Gleason L. Archer: Schwer zu verstehen. Bielefeld (CLV) 2005, gebunden, 587 Seiten, ISBN 3-89397-656-6, EUR 19,90.
„Seit der Zeit der frühesten Gnostiker, mit denen Paulus zu kämpfen hatte, bis zum Aufstieg des Deismus im 18. Jahrhundert“ habe es in der christlichen Gemeinde „keine offenen Zweifel an der Unfehlbarkeit der Schrift“ gegeben (S. 22), so Gleason L. Archer. Als Ausnahme führt er Irrlehrer an, die sich dann von der Gemeinde losgesagt hätten. Anders sei es in der ersten Hälfte des 20. Jahrhunderts gewesen. Orthodoxe Evangelikale und die Gegner der biblischen Unfehlbarkeit hätten klare Position eingenommen. Die „Krisentheologen“ und Liberalen oder Modernisten hätten die Lehre der biblischen Unfehlbarkeit offen abgelehnt. Unter ihrem Einfluss plädierten Evangelikale heutzutage für eine eingeschränkte Unfehlbarkeit der Bibel, was es ihnen ermögliche, scheinbare Ungereimtheiten, Widersprüche und Diskrepanzen einzugestehen und an der biblischen Unfehlbarkeit festzuhalten, ohne sich vor Historikern und Wissenschaftlern lächerlich zu machen. Der Autor schreibt selbst: „Es ist die Hauptaufgabe dieses Buches, die Anfechtbarkeit dieser Anschuldigung zu beweisen, indem die angeblichen Diskrepanzen untersucht werden und im Gegenzug aufgezeigt wird, dass diese Anschuldigung angesichts aller relevanten Beweise nicht fundiert ist“ (S. 38).

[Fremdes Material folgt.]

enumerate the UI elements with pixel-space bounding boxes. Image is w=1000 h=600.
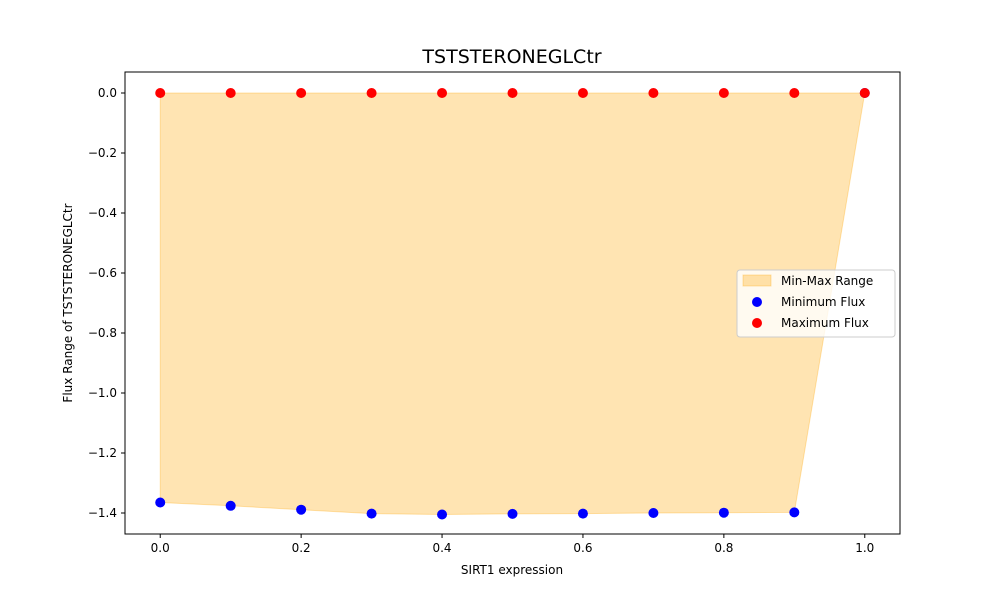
legend-swatch-maximum-flux	[752, 318, 762, 328]
maximum-flux-point	[507, 88, 518, 98]
y-tick-label: −0.2	[88, 146, 117, 160]
maximum-flux-point	[225, 88, 236, 98]
minimum-flux-point	[577, 508, 588, 519]
maximum-flux-point	[789, 88, 800, 98]
maximum-flux-point	[155, 88, 166, 98]
x-tick-label: 0.4	[432, 541, 451, 555]
chart-title: TSTSTERONEGLCtr	[421, 46, 601, 68]
y-tick-label: −0.6	[88, 266, 117, 280]
x-tick-label: 0.2	[292, 541, 311, 555]
minimum-flux-point	[366, 508, 377, 519]
maximum-flux-point	[648, 88, 659, 98]
legend-label-maximum-flux: Maximum Flux	[781, 316, 869, 330]
y-tick-label: 0.0	[98, 86, 117, 100]
y-tick-label: −1.0	[88, 386, 117, 400]
minimum-flux-point	[718, 507, 729, 518]
minimum-flux-point	[789, 507, 800, 518]
legend-label-minimum-flux: Minimum Flux	[781, 295, 865, 309]
legend-label-min-max-range: Min-Max Range	[781, 274, 873, 288]
x-tick-label: 0.6	[573, 541, 592, 555]
x-tick-label: 0.0	[151, 541, 170, 555]
x-axis-ticks: 0.0 0.2 0.4 0.6 0.8 1.0	[151, 534, 874, 555]
minimum-flux-point	[648, 508, 659, 518]
minimum-flux-point	[437, 509, 448, 520]
y-tick-label: −1.4	[88, 506, 117, 520]
maximum-flux-point	[718, 88, 729, 98]
y-tick-label: −1.2	[88, 446, 117, 460]
legend: Min-Max Range Minimum Flux Maximum Flux	[736, 269, 896, 338]
minimum-flux-point	[296, 504, 307, 515]
legend-box	[736, 269, 896, 338]
maximum-flux-point	[859, 88, 870, 98]
x-tick-label: 0.8	[714, 541, 733, 555]
y-axis-label: Flux Range of TSTSTERONEGLCtr	[61, 203, 75, 402]
minimum-flux-point	[155, 497, 166, 508]
maximum-flux-points	[155, 88, 870, 98]
maximum-flux-point	[577, 88, 588, 98]
y-tick-label: −0.4	[88, 206, 117, 220]
y-tick-label: −0.8	[88, 326, 117, 340]
maximum-flux-point	[437, 88, 448, 98]
legend-swatch-min-max-range	[742, 274, 772, 287]
y-axis-ticks: 0.0 −0.2 −0.4 −0.6 −0.8 −1.0 −1.2 −1.4	[88, 86, 125, 520]
minimum-flux-point	[507, 508, 518, 519]
axes-frame	[124, 71, 901, 535]
minimum-flux-point	[225, 500, 236, 511]
x-tick-label: 1.0	[855, 541, 874, 555]
maximum-flux-point	[366, 88, 377, 98]
minimum-flux-points	[155, 88, 870, 520]
x-axis-label: SIRT1 expression	[461, 563, 563, 577]
legend-swatch-minimum-flux	[752, 297, 762, 307]
maximum-flux-point	[296, 88, 307, 98]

Um dem Leser die Brisanz und den Horizont des Themas deutlich zu machen, stellt der Autor an den Anfang des Buches eine über dreißigseitige Einführung mit dem Titel „Die Bedeutung der biblischen Unfehlbarkeit“. Danach werden in der Reihenfolge der biblischen Bücher Fragen behandelt, die immer wieder Anknüpfungspunkte für Bibelkritiker waren oder die als schwer verständlich gelten (gemäß dem Originaltitel New International Encyclopedia of Bible Difficulties). Z.B. „Theistische Evolution“, „Fand Rahabs Lüge Gottes Zustimmung?“, „Lehrt Matthäus 22,39 eine fromme Selbstliebe?“ oder „Irrte sich Judas, als er nichtbiblische Quellen zitierte?“Archer formuliert den Anspruch, für den durchschnittlichen Laien verständlich zu schreiben, nimmt aber selbst einige Fachbegriffe davon aus. Diese finden wir z.B. in der Einleitung unter „Arten von Übertragungsfehlern“ auf einigen Seiten ausgeführt. Sie sind aber für den durchschnittlichen Leser wenig relevant.

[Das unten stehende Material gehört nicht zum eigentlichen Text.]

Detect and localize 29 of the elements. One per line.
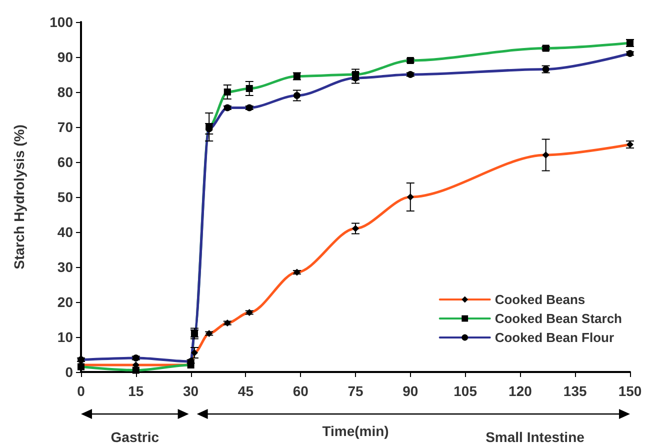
x-tick-label: 105 (454, 383, 478, 399)
x-tick-label: 15 (128, 383, 144, 399)
y-tick-label: 50 (57, 189, 74, 205)
text: Small Intestine (486, 429, 585, 444)
x-tick-label: 120 (508, 383, 532, 399)
y-tick-label: 70 (57, 119, 74, 135)
y-tick-label: 100 (50, 14, 74, 30)
y-tick-label: 60 (57, 154, 74, 170)
y-axis-title: Starch Hydrolysis (%) (11, 124, 27, 270)
x-tick-label: 150 (618, 383, 642, 399)
y-tick-label: 80 (57, 84, 74, 100)
legend-label: Cooked Bean Flour (494, 330, 614, 345)
y-tick-label: 90 (57, 49, 74, 65)
x-tick-label: 75 (348, 383, 364, 399)
x-tick-label: 90 (402, 383, 418, 399)
text: Gastric (110, 429, 160, 444)
y-tick-label: 0 (65, 364, 74, 380)
x-axis-title: Time(min) (322, 423, 389, 439)
y-tick-label: 10 (57, 329, 74, 345)
y-tick-label: 20 (57, 294, 74, 310)
legend-label: Cooked Beans (494, 292, 586, 307)
x-tick-label: 30 (183, 383, 199, 399)
x-tick-label: 135 (563, 383, 587, 399)
y-tick-label: 40 (57, 224, 74, 240)
legend-label: Cooked Bean Starch (494, 311, 622, 326)
x-tick-label: 45 (238, 383, 254, 399)
x-tick-label: 60 (292, 383, 309, 399)
x-tick-label: 0 (77, 383, 86, 399)
y-tick-label: 30 (57, 259, 74, 275)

Dieses Buch kann besonders dann eine gute Hilfe sein, wenn man z.B. in der Jugendarbeit tätig ist und sich mit zum Teil bibelkritischen Fragen auseinandersetzen muss, die in den Schulen diskutiert werden. Der Anspruch des Autors „Das Literaturverzeichnis soll jenen helfen, die ein tiefer gehendes Studium bestimmter Textstellen oder Themen wünschen“ (S. 17), dürfte allerdings schwer erfüllbar sein, da ausschließlich englische Literatur angegeben wird, die zum Teil über fünfzig Jahre alt ist. Da das Buch im Original 1982 erschien, sind auch keine neueren Werke aufgeführt. Mit dieser Tatsache geht noch ein weiteres Problem einher: Wenn im Text von aktuellen archäologischen Funden die Rede ist und dann die 1970er Jahre genannt werden, klingt dies nicht sehr überzeugend. Vielleicht könnten Herausgeber solche Passagen tilgen, nachdem sie dieses Vorgehen im Vorwort angekündigt hätten. Und für ein auf den deutschen Sprachraum abgestimmtes aktuelles Literaturverzeichnis wären sicher auch viele dankbar.
Alles in allem: Ein durchaus sinnvolles Buch, das Fragenden eine Menge Informationen bereitstellt und zum Ziel hat, das Vertrauen in die Bibel zu stärken.